The first three weeks of the regular NFL season introduced us to the (ill-fated, I might say) maiden voyage of the replacement refs, who obviously seemed like they had no idea how the game of football worked.
So infamous was the bumbling officiating of these substitute refs that Facebook even made a page called, “The 2012 NFL replacement officials UNfan page.”
Honestly, that is sad.
There were so many unforgettable moments to capitalize the incompetence of these refs, but none of these moments take the cake like the infamous ending to the Monday Night Football game between the Seattle Seahawks and Green Bay Packers last Monday.
Seahawks Russell Wilson scrambled in the final play of the game. As the clock expired, he threw a desperate “Hail Mary” to the corner of the end zone. A sea of Packers and Seahawks players gathered underneath the ball. Seattle’s Golden Tate wrestled Green Bay’s M.D. Jennings for possession of the ball. Two refs gathered at the struggle.

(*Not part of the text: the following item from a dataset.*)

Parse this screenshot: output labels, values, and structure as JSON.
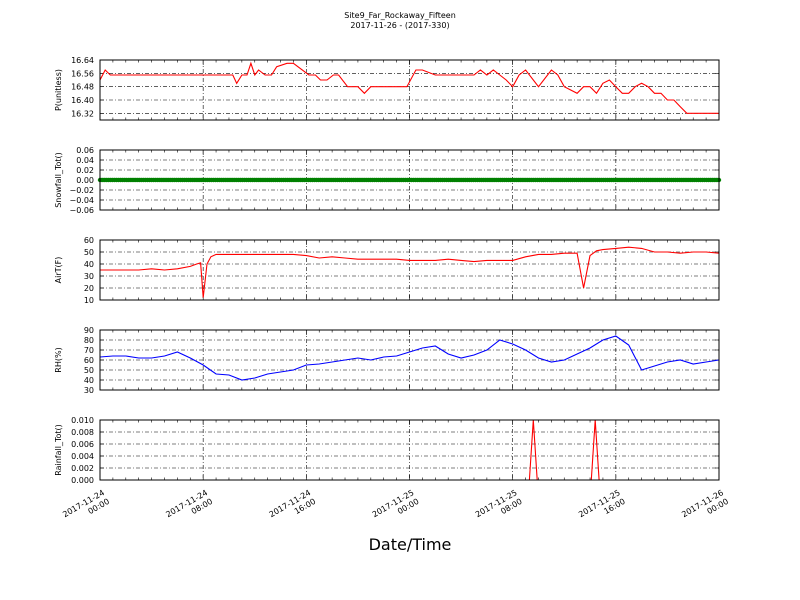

They both glanced at each other and made their call — one official signaled a touchdown — while the other signaled a touchback.
While it did look as though Jennings clearly had possession of the ball as it came down, it took the refs nearly 10 minutes to withhold the call, giving the Seahawks the most controversial victory I have seen in a football game.

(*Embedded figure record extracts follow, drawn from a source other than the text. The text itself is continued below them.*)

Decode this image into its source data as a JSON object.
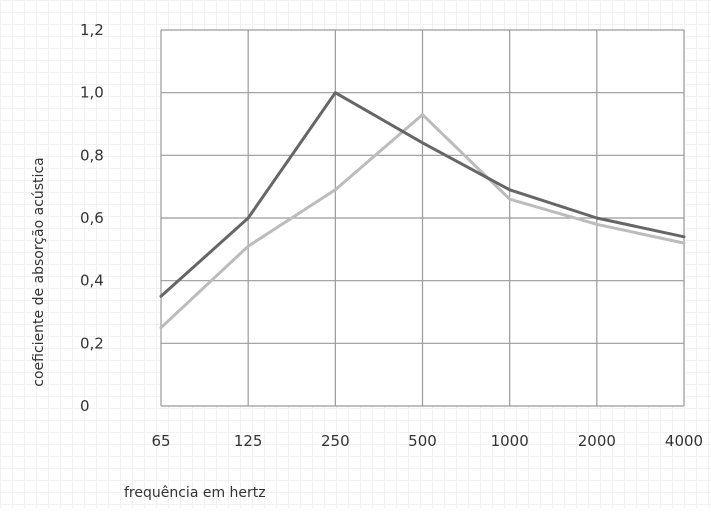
{
  "chart_data": {
    "type": "line",
    "title": "",
    "xlabel": "frequência em hertz",
    "ylabel": "coeficiente de absorção acústica",
    "categories": [
      "65",
      "125",
      "250",
      "500",
      "1000",
      "2000",
      "4000"
    ],
    "yticks": [
      "0",
      "0,2",
      "0,4",
      "0,6",
      "0,8",
      "1,0",
      "1,2"
    ],
    "ylim": [
      0,
      1.2
    ],
    "grid": true,
    "legend": "none",
    "series": [
      {
        "values": [
          0.35,
          0.6,
          1.0,
          0.84,
          0.69,
          0.6,
          0.54
        ],
        "color": "#666666"
      },
      {
        "values": [
          0.25,
          0.51,
          0.69,
          0.93,
          0.66,
          0.58,
          0.52
        ],
        "color": "#bcbcbc"
      }
    ]
  }
}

That was enough. The fans had enough. The coaches and players had enough. Finally, after those torturous three weeks, we can enjoy football once again. So far, the officiating of the regular refs this past weekend was more consistent than their replacement counterparts.
The regular refs agreed to an eight-year deal with the NFL, so it will be quite some time before we have to worry about the replacement refs again, and hopefully, should the time come when we do need them, they will have done their homework on the game of football.